The Rise of Christian Nationalism
John Carr reviews Katherine Stewart’s The Power Worshippers (Bloomsbury, 2020)
This book is a timely report on the global rise of Christian Nationalism, an extreme religio-political movement. Others have called it, variously, populist, nativist, traditionalist and nationalist, but Stewart focuses particularly on the common religious (or quasi-religious) underpinnings. Trump’s Presidency is just one example of the impact that the rising tide of literalist religion is having on institutional religion, politics, education, health care and the law around the world.
The American pro-Trump activists share a number of radical conservative characteristics and beliefs. The defining beliefs that usually attract most attention are religious and social, ones normally associated with Evangelical Protestantism. The members tend to believe in the doctrine of the male headship of the family and the community, and are viscerally opposed to secularism, feminism, LGBTIQ rights, divorce and abortion. They claim that these are not in accord with the ‘traditional family values’ that were the basis of American culture and law from the time of ‘The Founding Fathers’.
Christian Nationalists, however, also have strong political and economic beliefs that sometimes escape scrutiny. Most importantly, they support unregulated capitalism and are opposed to most forms of governmental control. Thus the ‘moral’ concerns of the Religious Right serve as a Trojan horse for the entrenching of wealth and the power of billionaires.
Stewart disputes all the movement’s claims, including those to historical legitimacy. In The Power Worshippers she works her way through the American domains that the extremists have invaded, beginning with major Christian denominations. In some cases, this has been achieved by building on long-existing factions, though new schisms have sometimes occurred, such as that in the Episcopalian Church.
The pinnacle of their political success is their colonisation of the Capitol and the White House through regular ‘Prayer Breakfasts’, attended by the majority of Republican Cabinet Ministers. This process is paralleled in other areas – education, public health and the law. In each, established structures are mobbed and overcome by a plethora of wholesome-sounding organisations and policies, beginning at the local level.
In education, Christian after-school clubs are set up in public schools. The public face of the clubs may be benign but, amongst themselves, the sponsors boast that they are ‘winning young souls for Jesus’. If they gain control of local and state education authorities, they work to introduce voucher systems and rebadge public schools as Charter Schools.
On gaining local or state power, they make sure that extreme conservatives are appointed to the top judicial positions.

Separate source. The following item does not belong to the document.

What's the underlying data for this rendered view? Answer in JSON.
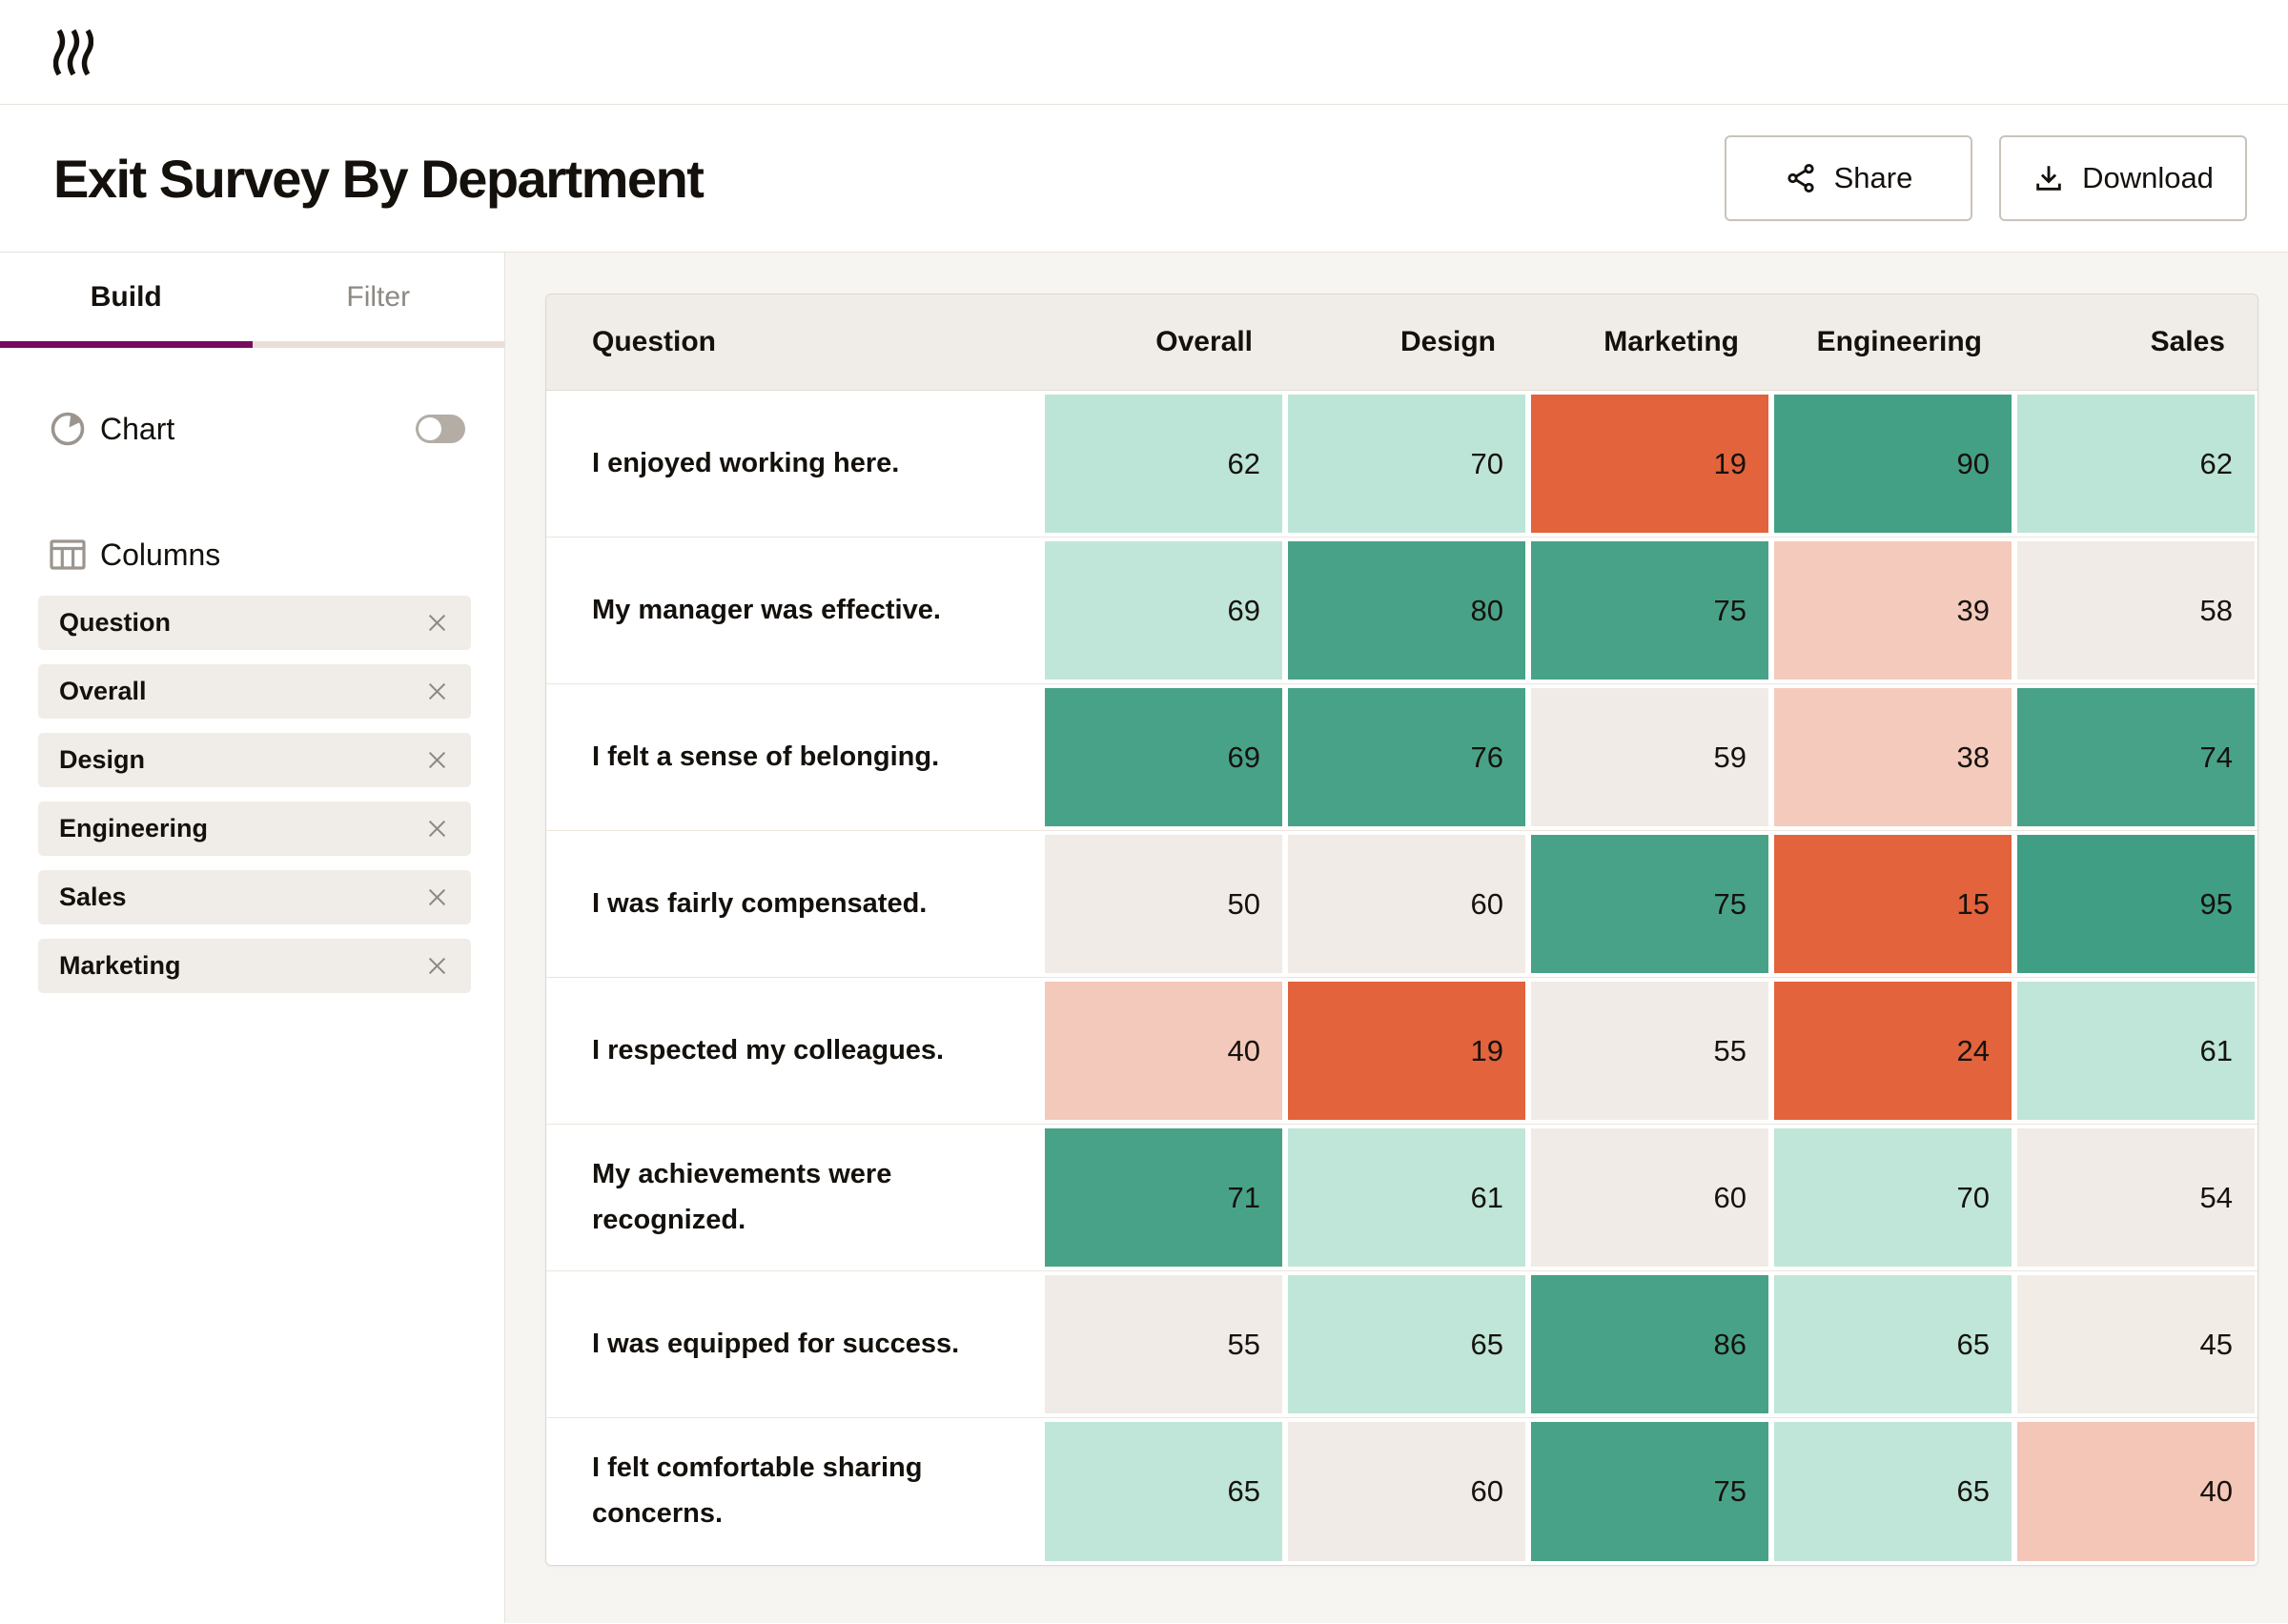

Currently, they seem about to gain long-term control of the American Supreme Court.
In the field of medicine and health care, religious dogma is used to make it difficult for those seeking treatment for STDs, or wanting an abortion or euthanasia, especially in areas where most public-funded hospitals are run by Catholic orders.

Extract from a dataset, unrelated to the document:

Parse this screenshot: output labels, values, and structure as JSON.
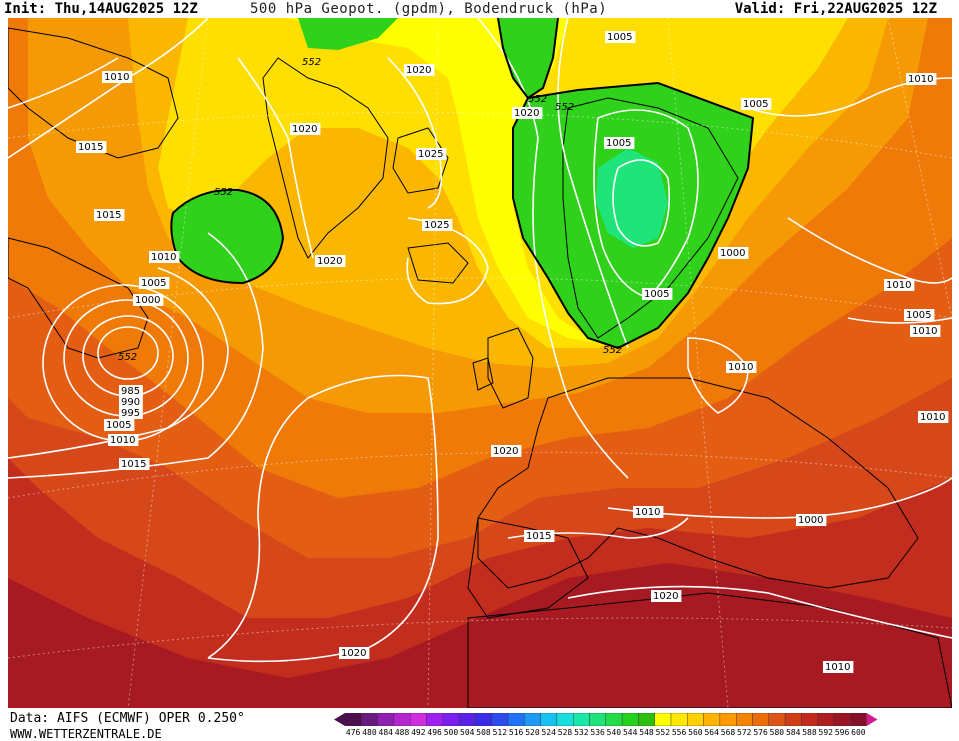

In each of these domains – education, health and the law – it is clear that sectarian religious campaigning has gone far beyond seeking ‘religious freedom’. What they have achieved is religious privilege, the right of particular, minority religious groups to impose their beliefs on all, even if this results in harm.
As we have seen in Australia during and since the ‘same-sex’ plebiscite campaign, the religious lobbying is careful to present the demands as reasonable and relatively minor. The ‘cake decorator’ meme is typical of this strategy. More concerning have been the demands that would affect much larger categories of citizens.

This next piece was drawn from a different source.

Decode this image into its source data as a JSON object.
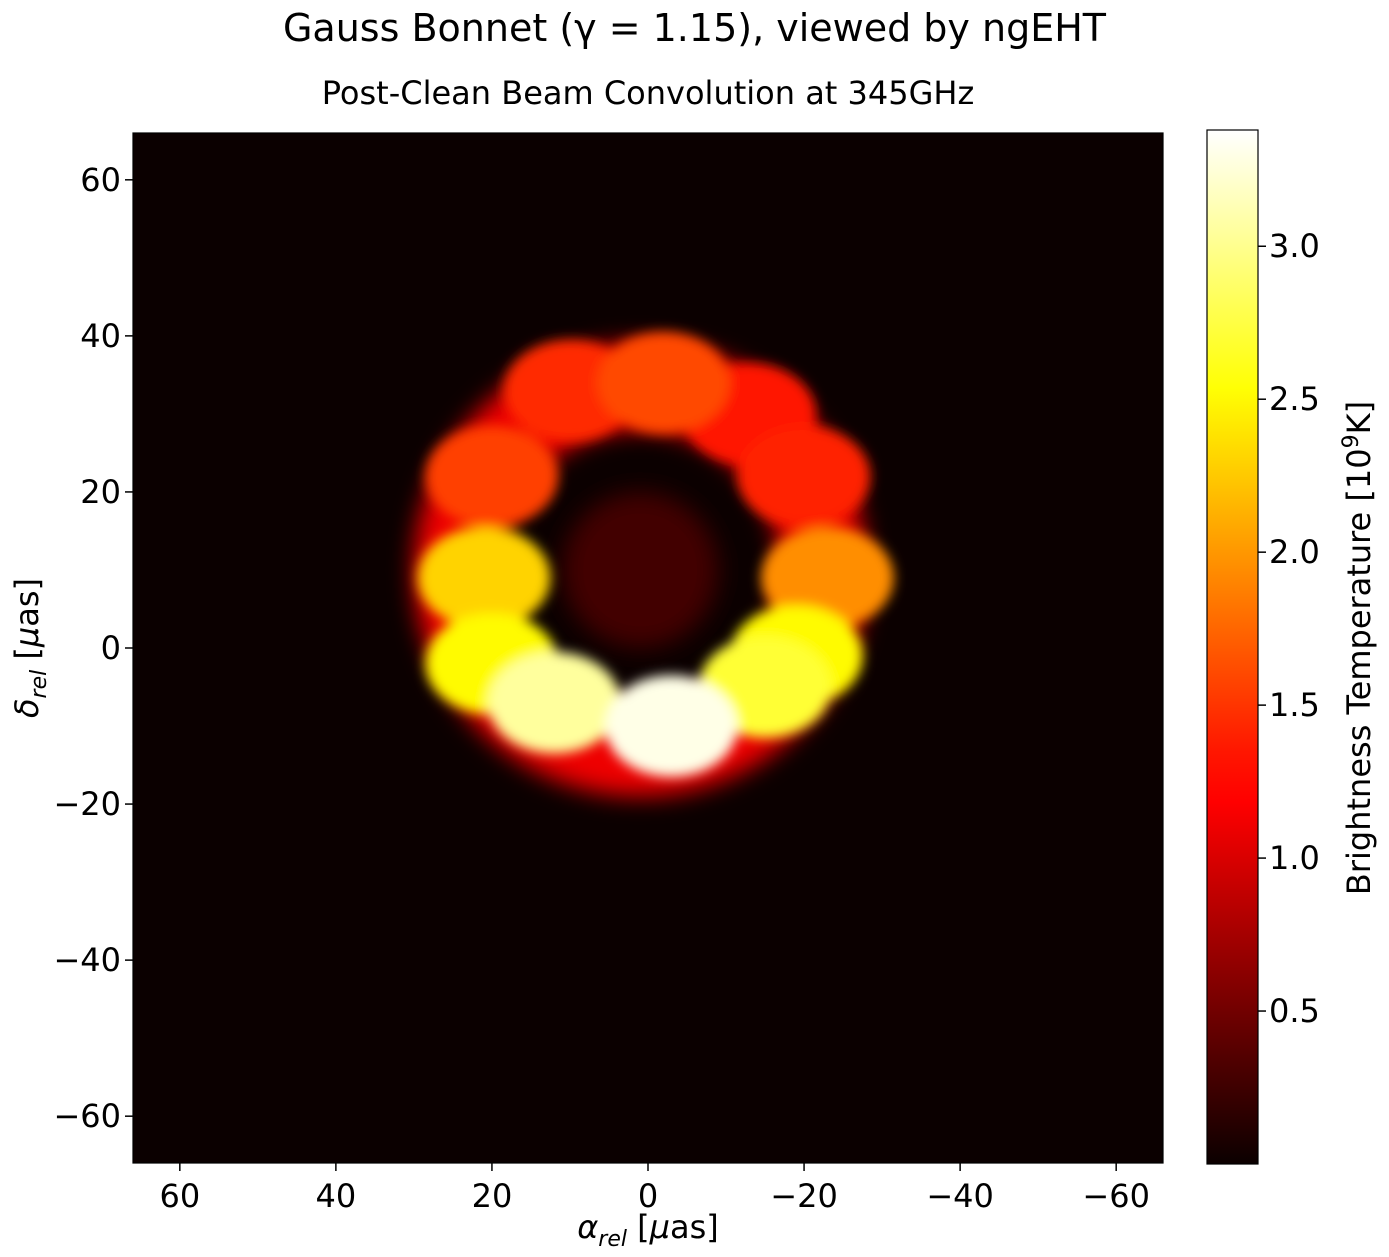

In education, for example, we see a spectrum of potentially harmful consequences. Midway, perhaps, is the right to refuse employment to teachers who are in de facto relationships or are gender non-binary. More extreme was the demand that gay children should be excluded from religious schools. It is a relief that in Australia, at least, public opinion is generally opposed to such excesses – if they become widely known.
At this time, it is not entirely clear why this ideology has come to power in such a large number of quite diverse nations, though some possible common factors are easy to identify.
The most bizarre bi-national ‘bromance’ is perhaps that between Trump and Putin. Unfortunately, media analyses often focus on the more superficial, even amusing aspects of the mutual attraction, but the compatibility runs deeper than this. Both Russia and the USA are empires in decline, both have extreme laissez faire capitalist economies, their working and middle classes are foundering and both leaders are fanatically supported by entrenched, fundamentalist Christian institutions and movements. Genuinely concerned Christian supporters seem prepared to accept the price: ever-increasing inequity of wealth and opportunity within the population.
Most historians believe that Vespasian’s dying words, ‘Oh, dear, I think I’m becoming a god’, were said in jest, but it’s just a matter of time before we hear it from a living despot.